Her favorite color was pink. Obsessively so.
She beat every version of Hitman multiple times.
She believed in Sasquatch but not in a benevolent god.
She smoked menthol Camels when she thought I wasn’t looking.
She self-identified as a lesbian but occasionally crushed on FTM boys.
She hated novels but loved books on history, science and medicine.
She told everyone that she was 5’6” even after a growth spurt shot her up to 5’10”.
She smelled like a mix of Victoria’s Secret’s “Pure Seduction” and Aqua Net hairspray.
She got angry fast and over it fast. Words were her favorite weapons and with them she was fierce.
She wore scrubs or desert camo BDUs for pajamas every night, but only those she was really close to ever saw her in such comfy casual clothes.
Her MySpace page still lingers out there, frozen in cyberspace. Her last status update, from February 14th reads: You’re so fucking special. I wish I was special.
She preferred $5 French Tip glue-on nails to $25 acrylics, a fact that would have been handy to have learned $200-some-odd dollars sooner than we did.
Her favorite way to brush off my concerns, admonishments and questions when I voiced them was “Don’t trip”. My favorite response was, “I’m your mother. Its my job to trip.”

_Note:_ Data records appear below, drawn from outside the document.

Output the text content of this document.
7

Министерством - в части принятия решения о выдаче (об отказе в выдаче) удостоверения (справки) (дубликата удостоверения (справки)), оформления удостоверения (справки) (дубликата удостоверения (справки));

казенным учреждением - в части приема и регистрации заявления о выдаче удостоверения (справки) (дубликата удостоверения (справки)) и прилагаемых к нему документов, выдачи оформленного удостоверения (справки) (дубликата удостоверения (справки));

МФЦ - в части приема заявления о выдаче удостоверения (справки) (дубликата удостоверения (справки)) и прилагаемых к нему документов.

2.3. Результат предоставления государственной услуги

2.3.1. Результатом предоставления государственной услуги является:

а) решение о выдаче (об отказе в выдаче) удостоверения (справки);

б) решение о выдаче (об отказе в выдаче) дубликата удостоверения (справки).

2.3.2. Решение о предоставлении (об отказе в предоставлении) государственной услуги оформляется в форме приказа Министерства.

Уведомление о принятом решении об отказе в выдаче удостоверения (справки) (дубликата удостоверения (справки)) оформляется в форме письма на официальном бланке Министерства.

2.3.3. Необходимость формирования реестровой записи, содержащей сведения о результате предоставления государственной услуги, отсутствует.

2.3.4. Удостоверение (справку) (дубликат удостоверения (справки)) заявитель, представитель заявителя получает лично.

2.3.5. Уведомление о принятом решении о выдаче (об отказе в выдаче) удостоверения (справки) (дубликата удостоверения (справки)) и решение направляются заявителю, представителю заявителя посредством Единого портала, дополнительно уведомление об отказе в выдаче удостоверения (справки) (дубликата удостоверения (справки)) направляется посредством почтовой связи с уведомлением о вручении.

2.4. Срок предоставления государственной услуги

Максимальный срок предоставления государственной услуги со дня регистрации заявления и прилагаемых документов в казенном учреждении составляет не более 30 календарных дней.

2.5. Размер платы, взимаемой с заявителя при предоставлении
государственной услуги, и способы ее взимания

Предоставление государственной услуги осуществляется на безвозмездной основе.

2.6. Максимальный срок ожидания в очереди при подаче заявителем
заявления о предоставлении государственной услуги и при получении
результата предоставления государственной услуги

She watched Dexter, Scrubs, House, Top Gear (a British show about cars) and Skins religiously. She also loved Smallville, Arrested Development and pretty much anything on the History channel.
Hanging on her wall for months before her death was a quote from an episode of the BBC show Skins, which read: You’re going to have to be quick. I’ve taken a lot of pills. It troubled me then. It haunts me now.

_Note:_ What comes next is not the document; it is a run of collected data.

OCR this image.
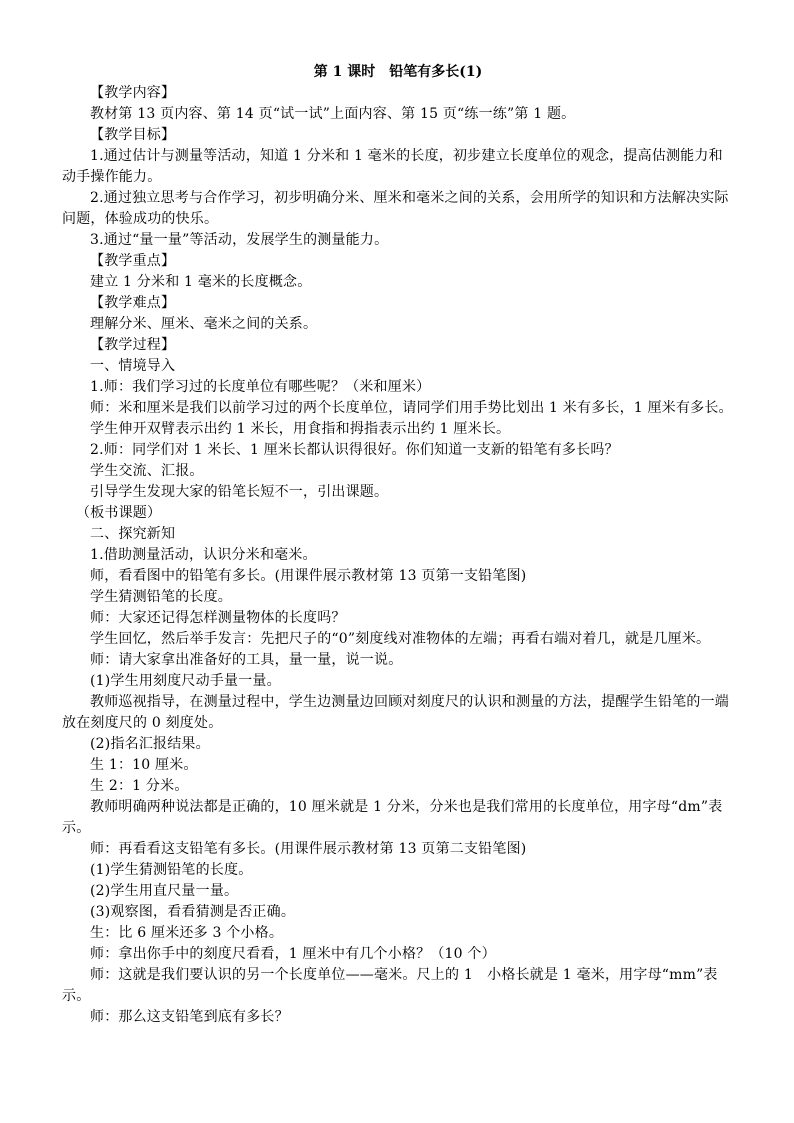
第 1 课时　铅笔有多长(1)
【教学内容】
教材第 13 页内容、第 14 页“试一试”上面内容、第 15 页“练一练”第 1 题。
【教学目标】
1.通过估计与测量等活动，知道 1 分米和 1 毫米的长度，初步建立长度单位的观念，提高估测能力和动手操作能力。
2.通过独立思考与合作学习，初步明确分米、厘米和毫米之间的关系，会用所学的知识和方法解决实际问题，体验成功的快乐。
3.通过“量一量”等活动，发展学生的测量能力。
【教学重点】
建立 1 分米和 1 毫米的长度概念。
【教学难点】
理解分米、厘米、毫米之间的关系。
【教学过程】
一、情境导入
1.师：我们学习过的长度单位有哪些呢？（米和厘米）
师：米和厘米是我们以前学习过的两个长度单位，请同学们用手势比划出 1 米有多长，1 厘米有多长。
学生伸开双臂表示出约 1 米长，用食指和拇指表示出约 1 厘米长。
2.师：同学们对 1 米长、1 厘米长都认识得很好。你们知道一支新的铅笔有多长吗？
学生交流、汇报。
引导学生发现大家的铅笔长短不一，引出课题。
（板书课题）
二、探究新知
1.借助测量活动，认识分米和毫米。
师，看看图中的铅笔有多长。(用课件展示教材第 13 页第一支铅笔图)
学生猜测铅笔的长度。
师：大家还记得怎样测量物体的长度吗？
学生回忆，然后举手发言：先把尺子的“0”刻度线对准物体的左端；再看右端对着几，就是几厘米。
师：请大家拿出准备好的工具，量一量，说一说。
(1)学生用刻度尺动手量一量。
教师巡视指导，在测量过程中，学生边测量边回顾对刻度尺的认识和测量的方法，提醒学生铅笔的一端放在刻度尺的 0 刻度处。
(2)指名汇报结果。
生 1：10 厘米。
生 2：1 分米。
教师明确两种说法都是正确的，10 厘米就是 1 分米，分米也是我们常用的长度单位，用字母“dm”表示。
师：再看看这支铅笔有多长。(用课件展示教材第 13 页第二支铅笔图)
(1)学生猜测铅笔的长度。
(2)学生用直尺量一量。
(3)观察图，看看猜测是否正确。
生：比 6 厘米还多 3 个小格。
师：拿出你手中的刻度尺看看，1 厘米中有几个小格？（10 个）
师：这就是我们要认识的另一个长度单位——毫米。尺上的 1　小格长就是 1 毫米，用字母“mm”表示。
师：那么这支铅笔到底有多长？
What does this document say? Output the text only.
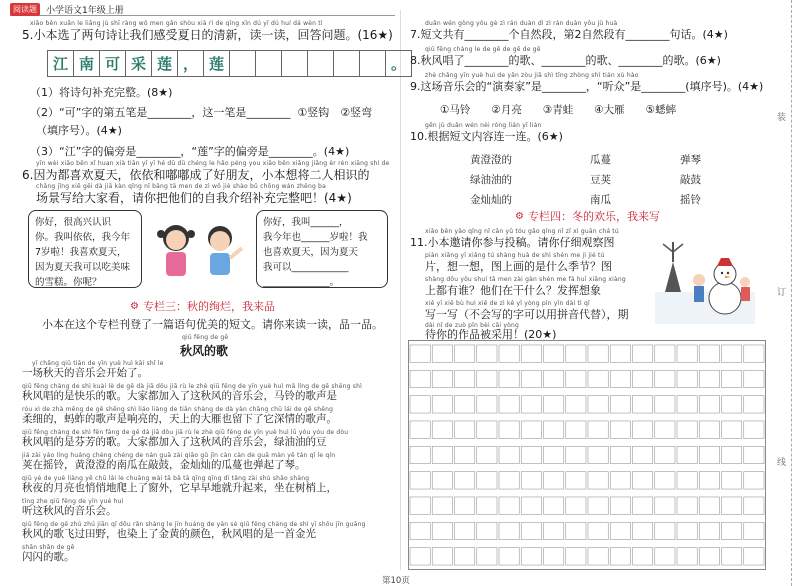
阅读题	小学语文1年级上册
装
订
线
xiǎo běn xuǎn le liǎng jù shī ràng wǒ men gǎn shòu xià rì de qīng xīn dú yī dú huí dá wèn tí
5.小本选了两句诗让我们感受夏日的清新，读一读，回答问题。(16★)
江 南 可 采 莲 ， 莲	。
（1）将诗句补充完整。(8★)
（2）“可”字的第五笔是________，这一笔是________ ①竖钩　②竖弯
（填序号）。(4★)
（3）“江”字的偏旁是________，“莲”字的偏旁是________。(4★)
yīn wèi xiǎo běn xǐ huan xià tiān yī yī hé dū dū chéng le hǎo péng you xiǎo běn xiǎng jiāng èr rén xiāng shí de
6.因为都喜欢夏天，依依和嘟嘟成了好朋友，小本想将二人相识的
chǎng jǐng xiě gěi dà jiā kàn qǐng nǐ bāng tā men de zì wǒ jiè shào bǔ chōng wán zhěng ba
场景写给大家看，请你把他们的自我介绍补充完整吧！(4★)
你好，很高兴认识
你。我叫依依，我今年
7岁啦！我喜欢夏天，
因为夏天我可以吃美味
的雪糕。你呢？
你好，我叫______，
我今年也______岁啦！我
也喜欢夏天，因为夏天
我可以____________
______________。
⚙ 专栏三：秋的绚烂，我来品
小本在这个专栏刊登了一篇语句优美的短文。请你来读一读，品一品。
qiū fēng de gē
秋风的歌
yī chǎng qiū tiān de yīn yuè huì kāi shǐ le
一场秋天的音乐会开始了。
qiū fēng chàng de shì kuài lè de gē dà jiā dōu jiā rù le zhè qiū fēng de yīn yuè huì mǎ líng de gē shēng shì
秋风唱的是快乐的歌。大家都加入了这秋风的音乐会，马铃的歌声是
róu xì de zhà měng de gē shēng shì liáo liàng de tiān shàng de dà yàn chāng chū lái de gē shēng
柔细的，蚂蚱的歌声是响亮的，天上的大雁也留下了它深情的歌声。
qiū fēng chàng de shì fēn fāng de gē dà jiā dōu jiā rù le zhè qiū fēng de yīn yuè huì lǜ yóu yóu de dòu
秋风唱的是芬芳的歌。大家都加入了这秋风的音乐会，绿油油的豆
jiá zài yáo líng huáng chéng chéng de nán guā zài qiāo gǔ jīn càn càn de guā màn yě tán qǐ le qín
荚在摇铃，黄澄澄的南瓜在敲鼓，金灿灿的瓜蔓也弹起了琴。
qiū yè de yuè liàng yě chū lái le chuāng wài tā bǎ tā qīng qīng dì tǎng zài shù shāo shàng
秋夜的月亮也悄悄地爬上了窗外，它早早地就升起来，坐在树梢上，
tīng zhe qiū fēng de yīn yuè huì
听这秋风的音乐会。
qiū fēng de gē zhú zhú jiān qǐ dōu rǎn shàng le jīn huáng de yán sè qiū fēng chàng de shì yī shǒu jīn guāng
秋风的歌飞过田野，也染上了金黄的颜色，秋风唱的是一首金光
shǎn shǎn de gē
闪闪的歌。
duǎn wén gòng yǒu gè zì rán duàn dì zì rán duàn yǒu jù huà
7.短文共有________个自然段，第2自然段有________句话。(4★)
qiū fēng chàng le de gē de gē de gē
8.秋风唱了________的歌、________的歌、________的歌。(6★)
zhè chǎng yīn yuè huì de yǎn zòu jiā shì tīng zhòng shì tián xù hào
9.这场音乐会的“演奏家”是________，“听众”是________(填序号)。(4★)
①马铃　　②月亮　　③青蛙　　④大雁　　⑤蟋蟀
gēn jù duǎn wén nèi róng lián yī lián
10.根据短文内容连一连。(6★)
黄澄澄的
绿油油的
金灿灿的
瓜蔓
豆荚
南瓜
弹琴
敲鼓
摇铃
⚙ 专栏四：冬的欢乐，我来写
xiǎo běn yāo qǐng nǐ cān yǔ tóu gǎo qǐng nǐ zǐ xì guān chá tú
11.小本邀请你参与投稿。请你仔细观察图
piàn xiǎng yī xiǎng tú shàng huà de shì shén me jì jié tú
片，想一想，图上画的是什么季节？图
shàng dōu yǒu shuí tā men zài gàn shén me fā huī xiǎng xiàng
上都有谁？他们在干什么？发挥想象
xiě yī xiě bù huì xiě de zì kě yǐ yòng pīn yīn dài tì qī
写一写（不会写的字可以用拼音代替），期
dài nǐ de zuò pǐn bèi cǎi yòng
待你的作品被采用！(20★)
第10页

She was the bravest kid I’ve ever known except when it came to other teenage girls, of whom she became mostly terrified during the last year because they could clock her (recognize her as transgender) from across the room.
She listened mostly to Lil Wayne, Gwen Stefani, Pink Floyd and Crystal Castles, but her favorite song was Moonlight Sonata and she went to sleep most nights listening to one of those Natural Sounds CDs titled Thunderstorm.
Her closest friends in this last year were Brianna, a skinny black lesbian girl with a mohawk and a permanently startled expression, Jackie, a 50-year-old trans woman who drove an old Crown Victoria police unit, her jr. high girlfriend Amanda and her old friend James from Santa Cruz who she spent much of her Soldier Boy time in Capitola with and whose whole family accepted her unconditionally.
She spent the last conscious night of her life with her support group friends, having a late dinner at Applebee’s and crashing out on Jackie’s couch around 3 a.m.
In the hours before her death, sixteen of us attended her bedside, held her hand, tucked the blanket over her toes, combed her hair, whispered into her ear, swept pale pink shadow on her eyelids, adorned her with rings and bracelets, covered her with kisses and tears.
We donated her heart and liver through the California Transplant Network. Her heart didn’t survive the process, but her liver was successfully transplanted and gave a second chance at life to a father of four.